Global warming poses an existential threat to the existence of the European Union.
This is stated in a report by the German Federal Intelligence Service (BND) in cooperation with researchers and the Ministry of Foreign Affairs.
Its authors assessed the threats climate change poses to German and European security over the next 15 years. Here are the main points they warn about:
- The destabilizing effects of climate change will lead to increased migration and food prices. This threatens economic and political turmoil in Europe.
- The uneven impact of rising temperatures in the EU, with southern countries suffering more than others, could lead to a split in the bloc.
“Southern EU member states, in particular, will not only suffer severe economic losses due to climate impacts, but will also feel the effects of political instability in their immediate vicinity,” the report says.
- Tensions caused by uneven burden sharing among the bloc's countries could weaken cohesion within the EU, as well as its ability to act and its future viability.
- The greatest direct threat to European security comes from the increasing number of disasters and extreme heat in Europe. As global temperatures rise, so does the frequency, severity and intensity of extreme rainfall, causing flooding, deadly heat waves, crop-destroying droughts, and conditions that facilitate the easy spread of wildfires.
- Climate-related disasters not only pose a growing threat to European lives, but also cause significant recovery costs and economic losses. The report notes that this will reduce the potential for investment in national and European resilience and security.
“Green” policies will cause tensions as carbon prices – the backbone of the EU's climate efforts – disproportionately affect poorer households.
“In Germany and Europe, the costs of decarbonization and their (perceived) unfair distribution ... create space for populism, right-wing and left-wing extremism, and disinformation campaigns,” the authors warn, calling on European governments to ensure that climate efforts are ”socially responsible.”

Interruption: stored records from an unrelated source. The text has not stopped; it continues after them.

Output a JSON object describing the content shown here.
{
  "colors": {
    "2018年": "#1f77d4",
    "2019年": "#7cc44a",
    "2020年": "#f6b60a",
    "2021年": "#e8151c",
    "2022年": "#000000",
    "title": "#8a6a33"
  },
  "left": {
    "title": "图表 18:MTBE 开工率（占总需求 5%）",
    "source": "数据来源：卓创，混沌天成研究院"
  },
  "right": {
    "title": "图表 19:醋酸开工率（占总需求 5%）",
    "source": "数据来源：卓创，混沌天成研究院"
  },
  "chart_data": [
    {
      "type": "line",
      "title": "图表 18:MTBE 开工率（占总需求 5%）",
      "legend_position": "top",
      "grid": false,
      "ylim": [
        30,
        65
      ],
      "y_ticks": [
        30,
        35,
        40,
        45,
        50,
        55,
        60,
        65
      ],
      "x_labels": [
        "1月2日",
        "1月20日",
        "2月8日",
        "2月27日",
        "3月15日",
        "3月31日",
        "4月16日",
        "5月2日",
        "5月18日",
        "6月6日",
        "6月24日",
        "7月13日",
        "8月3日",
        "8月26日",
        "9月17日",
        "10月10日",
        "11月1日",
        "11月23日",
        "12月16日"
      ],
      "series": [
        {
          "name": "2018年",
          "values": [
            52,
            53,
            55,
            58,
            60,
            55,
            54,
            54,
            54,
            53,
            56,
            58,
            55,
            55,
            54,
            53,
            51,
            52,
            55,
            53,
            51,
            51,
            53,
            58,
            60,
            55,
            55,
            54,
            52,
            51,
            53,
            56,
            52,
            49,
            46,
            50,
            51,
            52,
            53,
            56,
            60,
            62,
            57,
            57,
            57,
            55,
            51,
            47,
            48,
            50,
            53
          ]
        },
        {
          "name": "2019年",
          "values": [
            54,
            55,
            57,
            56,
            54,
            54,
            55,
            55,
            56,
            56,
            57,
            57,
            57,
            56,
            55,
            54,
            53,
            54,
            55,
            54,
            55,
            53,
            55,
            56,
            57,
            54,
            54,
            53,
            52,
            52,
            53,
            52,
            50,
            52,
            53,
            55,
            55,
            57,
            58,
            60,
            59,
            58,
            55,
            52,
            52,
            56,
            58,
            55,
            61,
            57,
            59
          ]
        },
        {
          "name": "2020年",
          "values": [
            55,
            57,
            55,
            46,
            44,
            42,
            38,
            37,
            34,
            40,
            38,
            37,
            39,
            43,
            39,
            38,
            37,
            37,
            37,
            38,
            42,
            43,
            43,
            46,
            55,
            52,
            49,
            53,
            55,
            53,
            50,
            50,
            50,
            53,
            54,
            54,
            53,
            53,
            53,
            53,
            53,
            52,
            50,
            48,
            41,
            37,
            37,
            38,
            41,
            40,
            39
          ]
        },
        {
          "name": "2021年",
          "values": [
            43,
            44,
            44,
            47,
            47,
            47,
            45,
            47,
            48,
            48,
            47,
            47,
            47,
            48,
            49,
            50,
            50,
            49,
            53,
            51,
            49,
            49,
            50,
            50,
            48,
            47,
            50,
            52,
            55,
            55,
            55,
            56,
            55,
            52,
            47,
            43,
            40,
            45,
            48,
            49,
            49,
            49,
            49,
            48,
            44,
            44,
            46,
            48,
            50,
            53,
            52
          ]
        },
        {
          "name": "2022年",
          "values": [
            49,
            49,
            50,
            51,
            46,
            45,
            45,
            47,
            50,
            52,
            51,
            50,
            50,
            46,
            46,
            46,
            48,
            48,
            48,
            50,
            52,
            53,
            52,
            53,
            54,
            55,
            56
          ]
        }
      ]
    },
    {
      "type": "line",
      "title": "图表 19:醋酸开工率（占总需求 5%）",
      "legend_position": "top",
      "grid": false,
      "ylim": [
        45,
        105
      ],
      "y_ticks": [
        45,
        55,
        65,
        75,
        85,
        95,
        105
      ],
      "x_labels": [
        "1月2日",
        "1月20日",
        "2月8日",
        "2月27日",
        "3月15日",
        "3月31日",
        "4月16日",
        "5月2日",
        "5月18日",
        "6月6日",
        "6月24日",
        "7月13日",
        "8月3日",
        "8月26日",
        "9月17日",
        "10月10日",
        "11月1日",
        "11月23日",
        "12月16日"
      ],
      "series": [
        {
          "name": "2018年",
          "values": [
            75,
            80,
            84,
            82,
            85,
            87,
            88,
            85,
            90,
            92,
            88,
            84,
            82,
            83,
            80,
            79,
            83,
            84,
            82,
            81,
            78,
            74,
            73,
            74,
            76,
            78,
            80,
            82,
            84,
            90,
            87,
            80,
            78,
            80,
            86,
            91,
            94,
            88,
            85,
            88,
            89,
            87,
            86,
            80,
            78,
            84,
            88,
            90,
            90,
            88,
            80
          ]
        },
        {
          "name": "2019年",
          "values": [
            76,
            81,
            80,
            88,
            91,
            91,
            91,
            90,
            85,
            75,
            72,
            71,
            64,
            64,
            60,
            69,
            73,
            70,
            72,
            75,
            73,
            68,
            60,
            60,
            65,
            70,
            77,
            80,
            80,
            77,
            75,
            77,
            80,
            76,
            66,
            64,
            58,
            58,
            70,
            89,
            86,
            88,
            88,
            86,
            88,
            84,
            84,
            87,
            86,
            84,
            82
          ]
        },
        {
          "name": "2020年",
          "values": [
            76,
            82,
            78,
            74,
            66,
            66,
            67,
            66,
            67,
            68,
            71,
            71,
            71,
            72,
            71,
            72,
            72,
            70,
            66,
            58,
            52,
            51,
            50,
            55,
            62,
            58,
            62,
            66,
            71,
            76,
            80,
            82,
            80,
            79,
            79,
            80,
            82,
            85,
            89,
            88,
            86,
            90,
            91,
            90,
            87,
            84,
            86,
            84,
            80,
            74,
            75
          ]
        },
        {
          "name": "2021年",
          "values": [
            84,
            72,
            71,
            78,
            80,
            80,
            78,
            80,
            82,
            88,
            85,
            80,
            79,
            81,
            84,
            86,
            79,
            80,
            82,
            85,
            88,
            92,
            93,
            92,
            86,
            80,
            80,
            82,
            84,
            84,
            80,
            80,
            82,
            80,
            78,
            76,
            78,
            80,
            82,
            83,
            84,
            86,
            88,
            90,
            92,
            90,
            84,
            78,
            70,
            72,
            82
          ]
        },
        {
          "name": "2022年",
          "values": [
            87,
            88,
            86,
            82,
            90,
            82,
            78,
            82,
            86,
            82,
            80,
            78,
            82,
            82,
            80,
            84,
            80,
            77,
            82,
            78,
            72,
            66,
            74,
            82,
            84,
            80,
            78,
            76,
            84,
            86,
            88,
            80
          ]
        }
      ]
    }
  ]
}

BND Chairman Bruno Kahl called climate change one of the top 5 threats facing Germany, along with Russian aggression, China's geopolitical ambitions, cyber threats, and international terrorism.
According to German Foreign Minister Annalena Burbock, the climate crisis is “the greatest security challenge of our time.”
A grim future
The authors of the report recognize that despite the risks to European unity, the continent is better prepared to overcome the negative consequences than poorer countries in other regions. But shocks in other countries will have a ripple effect on European security.
Crop failures and droughts, as well as other natural disasters that destroy crops, will lead to more and more people in the world going hungry. This will exacerbate conflicts and population movements, as well as increase food prices in Europe. Growing water shortages can also cause conflicts within and between countries. This is the bleak picture of the future that the report paints.
Such conflicts will threaten global supply chains and increase the need for European assistance. This, in turn, will put an additional burden on the state budget and economy, which “may cause tensions at the internal political level” in the EU, the authors say in the report.
Climate change will also increase migration, as extreme heat and humidity will push people to seek a more temperate climate.
“This applies to Germany and other parts of the European Union,” the report says.
Earlier, EcoPolitic reported that hearings in the world's largest climate trial were held in The Hague. For two weeks, more than 100 countries and organizations presented their arguments on what actions should be legislated by states to combat climate change.